Part of my work for Father Perricone was helping him get speaking engagements. One of them was in Canada that turned out to be providential because it brought a young lady to our lunch table one day after Mass.

“What are you doing in town?”         

“I work for Human Life International-Canada, and we’ve raised money to open up a pro-life lobbying group at the U. N.” I believe I heard bells ringing.

Even though I had never even been to the U.N., and I had never done a lick of pro-life work, somehow I knew this was exactly why I had walked away from the prestige and the perks of the big-time magazine business.


        Austin and his family

“That is my job”, I said to her.  And six weeks later, it was and, at least tangentially, I was working for Human Life International. Funny thing how even our thoughts can be taken as prayers by Him who matters.

It was in the magazine business selling advertising where I first began learning how to write – simply, clearly and with a purpose. Some of those smarty-pants PhD’s poke fun at my Dick-and-Jane prose, and that’s fine. Their linguistic curlicues are not for me.

But it was at C-Fam that I learned the discipline of writing. To this day, we publish two news stories a week, 500 words each, week in and week out, every week for seventeen years now. For years I did that all by myself.

Among our first projects at C-Fam was a series of lectures at the U.N. on the natural law. This gave me the opportunity to call some people I had admired from afar – George Marlin, Michael Uhlman, Hadley Arkes, and Robert Royal. Each agreed to lecture at the U. N.

Besides wowing the U. N. diplomats, who hadn’t heard such lectures there since Jacques Maritain helped found the place, meeting these guys was like finding a family. I have never known such loyal brothers, willing without fuss or hesitation to defend you, even when you’re wrong. This was among the most momentous meetings of my life.

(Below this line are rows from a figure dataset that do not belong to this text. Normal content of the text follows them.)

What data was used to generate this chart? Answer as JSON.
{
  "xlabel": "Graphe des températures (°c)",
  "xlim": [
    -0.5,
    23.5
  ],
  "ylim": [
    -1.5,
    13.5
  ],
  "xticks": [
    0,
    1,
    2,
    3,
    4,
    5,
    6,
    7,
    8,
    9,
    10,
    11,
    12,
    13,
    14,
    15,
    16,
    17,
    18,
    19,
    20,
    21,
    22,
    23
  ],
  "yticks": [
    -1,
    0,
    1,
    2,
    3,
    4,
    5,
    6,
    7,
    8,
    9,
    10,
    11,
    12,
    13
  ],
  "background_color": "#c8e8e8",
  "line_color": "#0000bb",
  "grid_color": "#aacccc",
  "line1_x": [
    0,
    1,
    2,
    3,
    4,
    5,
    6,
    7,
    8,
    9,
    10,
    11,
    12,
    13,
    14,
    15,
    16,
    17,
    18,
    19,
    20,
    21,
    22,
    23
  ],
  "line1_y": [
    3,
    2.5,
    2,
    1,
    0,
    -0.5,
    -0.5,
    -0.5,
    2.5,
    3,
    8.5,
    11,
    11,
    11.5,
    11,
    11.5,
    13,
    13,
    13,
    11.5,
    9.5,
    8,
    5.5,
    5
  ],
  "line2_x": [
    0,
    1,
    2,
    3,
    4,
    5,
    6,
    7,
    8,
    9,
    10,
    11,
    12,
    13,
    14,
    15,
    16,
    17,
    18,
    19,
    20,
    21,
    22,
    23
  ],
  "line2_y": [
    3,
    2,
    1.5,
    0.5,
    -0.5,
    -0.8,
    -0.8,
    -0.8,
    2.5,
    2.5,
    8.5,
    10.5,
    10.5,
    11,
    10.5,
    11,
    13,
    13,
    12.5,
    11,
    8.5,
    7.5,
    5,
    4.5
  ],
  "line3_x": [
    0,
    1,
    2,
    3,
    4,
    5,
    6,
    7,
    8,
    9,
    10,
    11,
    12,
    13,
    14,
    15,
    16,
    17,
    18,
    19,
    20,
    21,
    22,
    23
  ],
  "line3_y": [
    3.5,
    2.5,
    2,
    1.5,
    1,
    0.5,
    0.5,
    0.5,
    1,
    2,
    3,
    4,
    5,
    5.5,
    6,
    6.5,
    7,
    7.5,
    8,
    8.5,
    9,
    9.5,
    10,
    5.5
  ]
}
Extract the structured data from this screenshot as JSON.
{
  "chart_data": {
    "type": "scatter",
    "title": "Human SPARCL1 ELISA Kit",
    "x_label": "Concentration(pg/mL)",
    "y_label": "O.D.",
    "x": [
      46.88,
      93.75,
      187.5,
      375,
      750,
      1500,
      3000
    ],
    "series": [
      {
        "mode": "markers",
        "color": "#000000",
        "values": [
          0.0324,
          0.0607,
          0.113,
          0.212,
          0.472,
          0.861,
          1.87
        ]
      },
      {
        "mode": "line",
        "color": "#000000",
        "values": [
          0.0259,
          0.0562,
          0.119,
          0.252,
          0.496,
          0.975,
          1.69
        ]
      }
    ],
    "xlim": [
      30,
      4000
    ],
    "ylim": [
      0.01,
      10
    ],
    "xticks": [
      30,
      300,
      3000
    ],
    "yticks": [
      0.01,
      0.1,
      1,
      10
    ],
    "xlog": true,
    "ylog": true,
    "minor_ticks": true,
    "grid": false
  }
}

Almost immediately, Bob Royal joined my board and has been a fast friend and valued colleague ever since. When Bob got the idea of producing a website of Catholic commentary, I jumped at the invitation and I am proud that the title “Catholic Thing” — though taken from Father Neuhaus’s regular usage – came from me. I said it aloud that founding day as we all sat together brainstorming and Michael Novak said, “Yes, that’s it.” It was the name of a magazine I wanted to start in my “traditionalist” phase. 

Bob gave me the chance to write fortnightly – almost 200 columns now – and this has made all the difference. Writing no more than 1,000 words at a time makes for remarkable discipline.

Bob has only turned down three of my columns. One was on the current day sex practices of Hugh Hefner; another was on the then-pending conversion of Hadley Arkes, and another about a priest friend on a journey from the priesthood to married life. Needless to say, they were corkers. [Editor’s Note: Opinions differ on this.]

Bob is simply the best and most elegant editor I have ever worked with. We live in an online journal age when nothing is really edited any more. I don’t believe I have ever argued with him about his edits. [Editor’s Note: Memories differ on this.] I hardly notice what he’s done and each has made the pieces better.

Why do I write this column? I am not dying. But for now, it will be my last for The Catholic Thing. Very much because of my work here, my other writing chores have exploded. Moreover, based on a series of articles I wrote for TCT – on the “Littlest Suffering Souls” – I have keen interest from a big time agent to write a book about them.

I hope Bob will let me come back from time to time. I will miss these pages.  I will miss Grump and Jack from Connecticut and the rest in the comment boxes, and most of all Bob’s fine guidance and editing.

Roger McCaffrey gave me my first break but Bob Royal made my writing career. I am grateful now and forever.

Austin Ruse is the President of the New York and Washington, D.C.-based Center for Family & Human Rights (C-Fam), a research institute that focuses exclusively on international social policy. The opinions expressed here are Mr. Ruse’s alone and do not necessarily reflect the policies or positions of C-Fam.